The horror elements here work well because they take their time, letting the player soak in the unsettling environment but never letting the player forget that there is a danger here which has yet to be uncovered. There are some good touches, like the dynamic object descriptions(Spoiler - click to show) and the hallucinations, which let the player appreciate the psychological horrors of the game with a greater immediacy than is possible in a more detached medium like film.

Flaws? Well, there are a couple. The game is a little too difficult for a player to realistically get the "good" ending on the first playthrough, if you ask me.
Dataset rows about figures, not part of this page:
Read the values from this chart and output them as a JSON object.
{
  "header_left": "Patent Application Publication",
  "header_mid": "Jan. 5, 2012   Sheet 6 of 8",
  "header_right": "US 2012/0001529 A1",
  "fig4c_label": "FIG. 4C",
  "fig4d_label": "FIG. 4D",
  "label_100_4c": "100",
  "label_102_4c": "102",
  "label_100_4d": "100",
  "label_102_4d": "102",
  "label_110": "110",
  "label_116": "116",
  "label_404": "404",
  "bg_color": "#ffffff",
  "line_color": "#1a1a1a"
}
By this I mean that the time limit, when it eventually asserts itself, feels more frustrating than challenging. Then again, there doesn't appear to be a limit to the "undo" function, so maybe I'm just nitpicking there.

There is also the matter of a few items.(Spoiler - click to show)It makes sense to me that the generator and screaming television could be products of hallucinations - or that hallucinations could block out the ability to see the diary - but why are these in play before you've even been exposed to the carrier? If you've contracted the plague from some secondary source, shouldn't the more usual symptoms also manifest? These feel like easily fixable glitches and they have a disproportionately confusing effect on gameplay given those items' importance to the story.

Still, these aren't game-killing details by any stretch of the imagination. This game remains an excellent, atmospheric short entry into genre IF.

A fun list for people who've finished the game:

(Spoiler - click to show)Parallels between this game and The Thing:
1. The main threat is "infectious" and spreads itself.
2. The protagonist's experience with the "infection" is foreshadowed by his encounters with the previous victims.
3. The exploration of an abandoned Antarctic research facility.
4. The first living thing we see is the vector for the infection (the wolf, the cat).
5. The protagonist must destroy the facility to prevent the infection from posing an apocalyptic threat to human civilization.